C’est motivées à bloc qu’on enfile nos chaussons et qu’on remonte les trois longueurs du socle puis qu’on grimpe les longueurs dures qui suivent, Nadia qui les connait maintenant par cœur, masterise. Cette fois, on peut vraiment apprécier la beauté du rocher et ses fissures parfaites. C’est presque une nouvelle voie qu’on découvre.









C’est maintenant à mon tour de passer devant. Une dalle rayée de cannelures puis une belle longueur sur le fil du pilier m’emmène sur une vire sculptée de cupules. Magique !





Il faut ensuite jouer de souplesse pour contourner le grand névé situé à mi paroi sans se mouiller les pieds. Les longueurs suivantes sont humides et le rocher délicat. Au sommet de celles-ci, on s’offre notre première pause de la journée : tournée générale de fromage et de saucisson face au Fitz Roy !





Ce qui se profile au dessus de nos têtes est juste hallucinant. Un raide bastion au rocher jaune parsemé d’énormes écailles et barré d’un toit nous domine. Mais par où va-t-on bien pouvoir passer ?

Nadia chemine d’écaille en écaille vers le haut, nous l’observons attentives.
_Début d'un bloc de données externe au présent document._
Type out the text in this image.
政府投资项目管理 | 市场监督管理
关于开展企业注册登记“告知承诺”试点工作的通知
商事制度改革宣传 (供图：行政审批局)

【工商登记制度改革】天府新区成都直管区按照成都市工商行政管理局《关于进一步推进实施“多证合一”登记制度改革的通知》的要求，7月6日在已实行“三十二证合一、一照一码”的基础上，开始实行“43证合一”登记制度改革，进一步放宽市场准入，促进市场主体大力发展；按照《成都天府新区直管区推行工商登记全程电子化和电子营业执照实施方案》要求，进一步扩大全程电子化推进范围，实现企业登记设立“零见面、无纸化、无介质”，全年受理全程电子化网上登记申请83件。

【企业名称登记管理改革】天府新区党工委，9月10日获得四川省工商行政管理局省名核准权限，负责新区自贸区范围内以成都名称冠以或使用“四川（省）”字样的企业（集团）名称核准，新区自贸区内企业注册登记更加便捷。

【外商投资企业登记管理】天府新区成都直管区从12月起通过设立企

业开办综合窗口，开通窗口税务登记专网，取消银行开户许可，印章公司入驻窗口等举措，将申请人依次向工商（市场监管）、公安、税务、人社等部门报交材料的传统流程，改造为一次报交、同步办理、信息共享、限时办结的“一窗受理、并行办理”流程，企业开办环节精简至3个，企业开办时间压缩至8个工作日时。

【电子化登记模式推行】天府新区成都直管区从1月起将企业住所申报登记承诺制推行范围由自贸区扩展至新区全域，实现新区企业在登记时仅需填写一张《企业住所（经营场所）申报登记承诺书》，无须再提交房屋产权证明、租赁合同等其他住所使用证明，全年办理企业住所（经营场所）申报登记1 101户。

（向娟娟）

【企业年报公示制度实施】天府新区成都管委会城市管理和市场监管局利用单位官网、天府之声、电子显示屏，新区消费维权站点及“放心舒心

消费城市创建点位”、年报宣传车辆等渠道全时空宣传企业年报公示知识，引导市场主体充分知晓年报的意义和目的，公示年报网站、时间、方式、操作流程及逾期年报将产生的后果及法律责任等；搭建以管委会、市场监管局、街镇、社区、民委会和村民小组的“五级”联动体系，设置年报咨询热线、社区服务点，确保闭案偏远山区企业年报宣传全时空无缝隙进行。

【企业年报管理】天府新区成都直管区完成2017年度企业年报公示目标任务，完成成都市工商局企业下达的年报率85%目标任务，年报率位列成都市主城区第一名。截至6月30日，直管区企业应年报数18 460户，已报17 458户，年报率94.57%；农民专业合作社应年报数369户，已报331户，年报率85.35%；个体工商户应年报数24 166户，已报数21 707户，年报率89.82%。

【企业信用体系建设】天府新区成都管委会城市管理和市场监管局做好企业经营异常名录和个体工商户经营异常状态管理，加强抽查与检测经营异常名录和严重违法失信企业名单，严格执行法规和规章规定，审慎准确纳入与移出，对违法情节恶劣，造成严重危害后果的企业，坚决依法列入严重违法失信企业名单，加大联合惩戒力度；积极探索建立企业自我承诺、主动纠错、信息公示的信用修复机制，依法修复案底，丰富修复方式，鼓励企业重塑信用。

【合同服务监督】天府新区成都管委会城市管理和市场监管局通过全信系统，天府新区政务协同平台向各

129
Certaines de celles-ci sonnent bien creux et on ne peut s’empêcher de penser à une autre pépète qui, il y a quelques années, a fait ce même itinéraire en solo intégral. Chapeau Brette !
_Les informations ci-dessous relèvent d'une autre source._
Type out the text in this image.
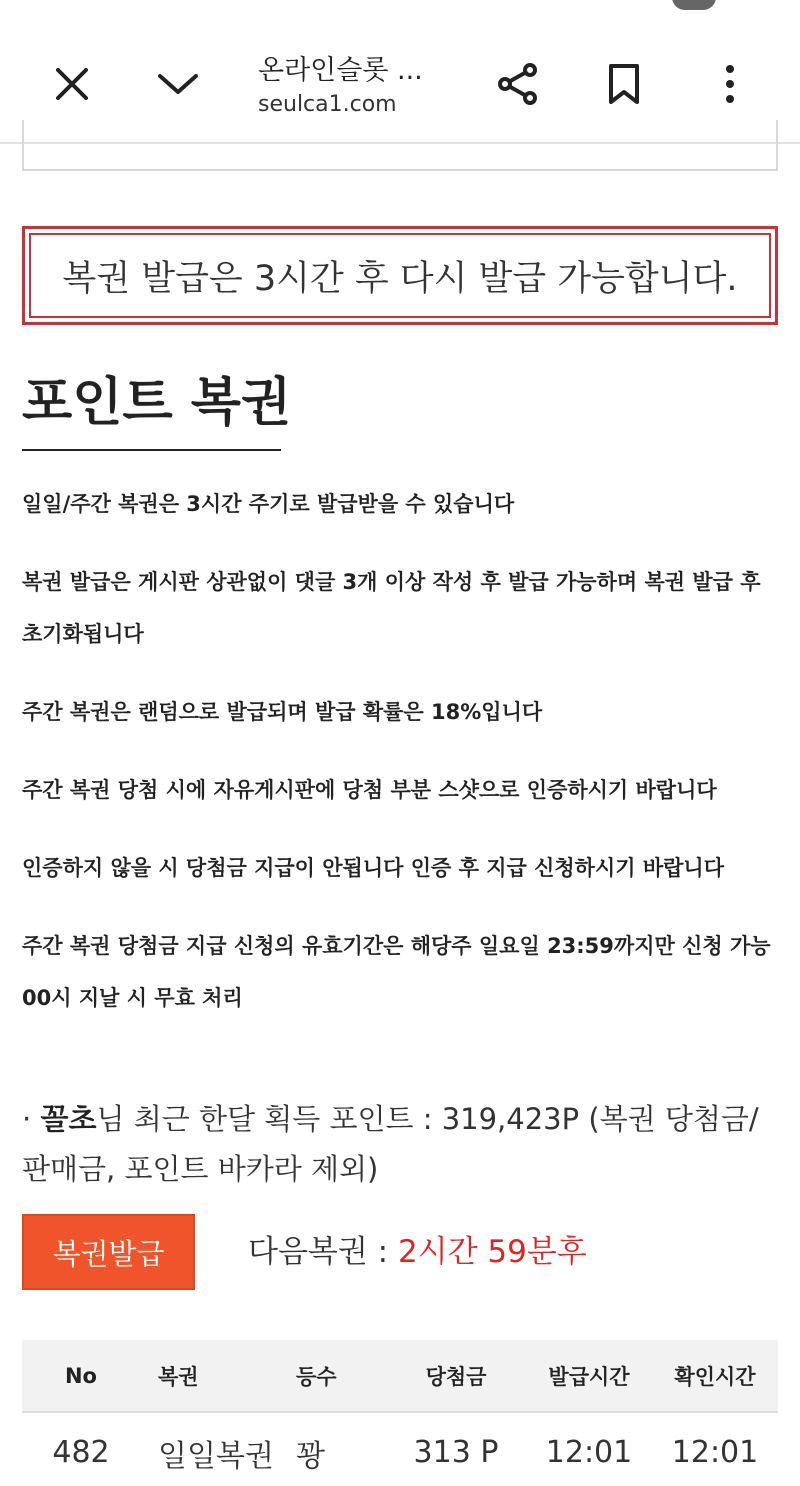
온라인슬롯 ...
seulca1.com
복권 발급은 3시간 후 다시 발급 가능합니다.
포인트 복권

일일/주간 복권은 3시간 주기로 발급받을 수 있습니다

복권 발급은 게시판 상관없이 댓글 3개 이상 작성 후 발급 가능하며 복권 발급 후 초기화됩니다

주간 복권은 랜덤으로 발급되며 발급 확률은 18%입니다

주간 복권 당첨 시에 자유게시판에 당첨 부분 스샷으로 인증하시기 바랍니다

인증하지 않을 시 당첨금 지급이 안됩니다 인증 후 지급 신청하시기 바랍니다

주간 복권 당첨금 지급 신청의 유효기간은 해당주 일요일 23:59까지만 신청 가능 00시 지날 시 무효 처리

· 꼴초님 최근 한달 획득 포인트 : 319,423P (복권 당첨금/판매금, 포인트 바카라 제외)
복권발급	다음복권 : 2시간 59분후
No	복권	등수	당첨금	발급시간	확인시간
482	일일복권	꽝	313 P	12:01	12:01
 Un incroyable dülfer couronne en beauté cette section fabuleuse. Quelques instants plus tard, nous sommes aux pieds des cheminées de sortie. Le sommet est à la fois si proche et à la fois si loin. A 18h30, il nous reste encore environ 150m d’escalade.


Je reprends la tête. Difficile de progresser rapidement dans ces larges fissures humides et souvent comblées de glace mais j’essaie de faire de mon mieux pour tirer tout le monde vers le sommet. Un drôle d’exercice qui consiste à franchir une succession de blocs coincés les uns au dessus des autres.

 




A 20h30, nous sommes les filles les plus folles de la planète, trop heureuses d’être là-haut ! Au sommet de St Exupéry, on a eu beau chercher partout mais pas une trace du Petit Prince…



Descendre est parfois aussi compliqué que monter, si ce n’est plus. Ce coup-ci, pas d’exception à la règle.
Au menu : Un nombre incalculable de rappels à la lueur des frontales, des cordes qui se coincent et qu’il faut aller décrocher, des écailles branlantes, des blocs en équilibre, des relais pendus à consolider, une corde coupée, des passages de nœuds et la lune presque pleine comme projecteur.

Une nuit éprouvante qui nous aura coûté quelques frayeurs, 50 mètres de corde, des stoppers, sangles et cordelette, puis quelques heures d’attente glaciales sur une minuscule vire.



En guise de bouquet final, le vent s’amusera à nous envoyer quelques cailloux dessus alors que nous descendons enfin le couloir final…

Quelle chance (il en faut une bonne dose aussi) et quel bonheur de rejoindre enfin le sol saines et sauves ! Un beau cadeau de Noël avant l’heure !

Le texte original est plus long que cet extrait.